Monday, February 20, 2017

Bayes Area

tl;dr: Bayesian Basketball Dashboard here.

One of the themes of my career to this point, from my doctoral research to being a data scientist in industry, to writing this very blog, is the interaction between substantive expertise and quantitative analysis. In some disciplines such as scientific research, these areas two domains are inextricably linked; a scientist with domain expertise proposes a model or hypothesis for how some phenomena works, and then uses data to confirm or reject the hypothesis. In other disciplines, there has been a tension between the two.

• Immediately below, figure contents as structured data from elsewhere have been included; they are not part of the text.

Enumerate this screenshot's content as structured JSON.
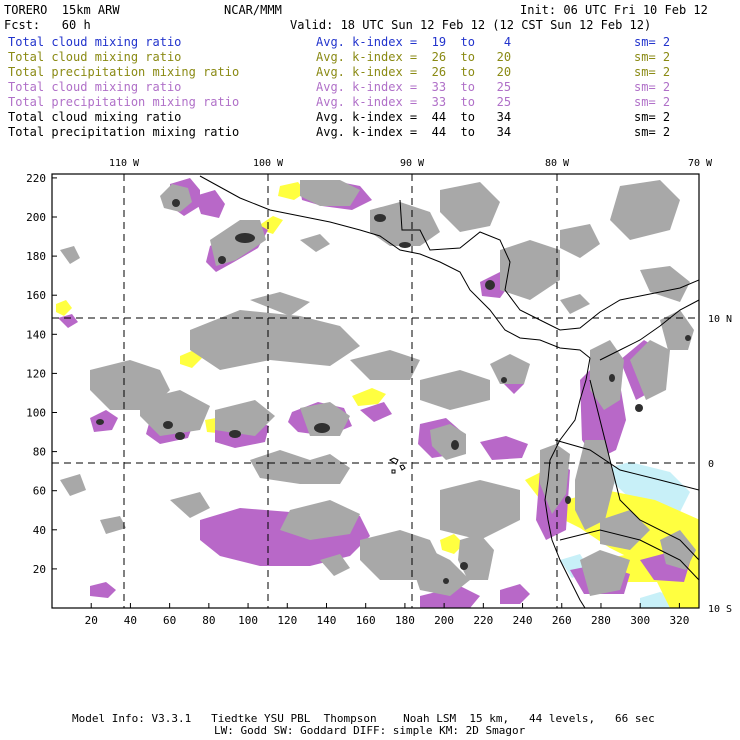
{
  "header": {
    "model": "TORERO  15km ARW",
    "org": "NCAR/MMM",
    "init": "Init: 06 UTC Fri 10 Feb 12",
    "fcst": "Fcst:   60 h",
    "valid": "Valid: 18 UTC Sun 12 Feb 12 (12 CST Sun 12 Feb 12)"
  },
  "legend": [
    {
      "field": "Total cloud mixing ratio",
      "index": "Avg. k-index =  19  to    4",
      "sm": "sm= 2",
      "color": "#2233cc"
    },
    {
      "field": "Total cloud mixing ratio",
      "index": "Avg. k-index =  26  to   20",
      "sm": "sm= 2",
      "color": "#8a8a14"
    },
    {
      "field": "Total precipitation mixing ratio",
      "index": "Avg. k-index =  26  to   20",
      "sm": "sm= 2",
      "color": "#8a8a14"
    },
    {
      "field": "Total cloud mixing ratio",
      "index": "Avg. k-index =  33  to   25",
      "sm": "sm= 2",
      "color": "#b070c8"
    },
    {
      "field": "Total precipitation mixing ratio",
      "index": "Avg. k-index =  33  to   25",
      "sm": "sm= 2",
      "color": "#b070c8"
    },
    {
      "field": "Total cloud mixing ratio",
      "index": "Avg. k-index =  44  to   34",
      "sm": "sm= 2",
      "color": "#000000"
    },
    {
      "field": "Total precipitation mixing ratio",
      "index": "Avg. k-index =  44  to   34",
      "sm": "sm= 2",
      "color": "#000000"
    }
  ],
  "map": {
    "lon_labels": [
      "110 W",
      "100 W",
      "90 W",
      "80 W",
      "70 W"
    ],
    "lat_labels": [
      "10 N",
      "0",
      "10 S"
    ],
    "x_ticks": [
      "20",
      "40",
      "60",
      "80",
      "100",
      "120",
      "140",
      "160",
      "180",
      "200",
      "220",
      "240",
      "260",
      "280",
      "300",
      "320"
    ],
    "y_ticks": [
      "20",
      "40",
      "60",
      "80",
      "100",
      "120",
      "140",
      "160",
      "180",
      "200",
      "220"
    ],
    "colors": {
      "cloud_gray": "#a8a8a8",
      "dark_core": "#303030",
      "purple": "#b868c8",
      "yellow": "#ffff40",
      "light_cyan": "#c8f0f8",
      "coast": "#000000"
    }
  },
  "footer": {
    "line1": "Model Info: V3.3.1   Tiedtke YSU PBL  Thompson    Noah LSM  15 km,   44 levels,   66 sec",
    "line2": "LW: Godd SW: Goddard DIFF: simple KM: 2D Smagor"
  }
}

For example, Nate Silver describes a conflict between traditional political pundits and his form of data journalism.

If you know me, its no surprise that I care deeply about data. I even feel silly writing that sentence. It seems obvious. Ever since I wrote a senior thesis in college where I analyzed auction prices for sulfur dioxide permits, I have loved getting my hands on data and learning from it. But it also seems like an empty sentence; data is everywhere and people use it in countless ways. To say that you care about data 2017 feels like saying a fish cares about water.

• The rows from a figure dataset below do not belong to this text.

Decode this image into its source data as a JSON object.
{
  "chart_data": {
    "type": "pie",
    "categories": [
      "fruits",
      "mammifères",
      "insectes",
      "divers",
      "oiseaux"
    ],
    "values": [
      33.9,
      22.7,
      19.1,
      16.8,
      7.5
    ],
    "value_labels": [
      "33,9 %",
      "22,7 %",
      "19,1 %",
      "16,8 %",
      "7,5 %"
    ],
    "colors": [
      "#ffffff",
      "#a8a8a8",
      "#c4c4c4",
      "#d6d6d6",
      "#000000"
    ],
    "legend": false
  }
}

What I think others would find a little surprising is my willingness to overlook or go beyond data and trust human expertise. Just because I have numbers stored somewhere doesn't mean I have evidence. Obviously, data can be misleading or biased in someway. But what I believe is that in the absence of good data, people can be (in the right contexts) very good at integrating various pieces of qualitative and quantitative information and forming judgements.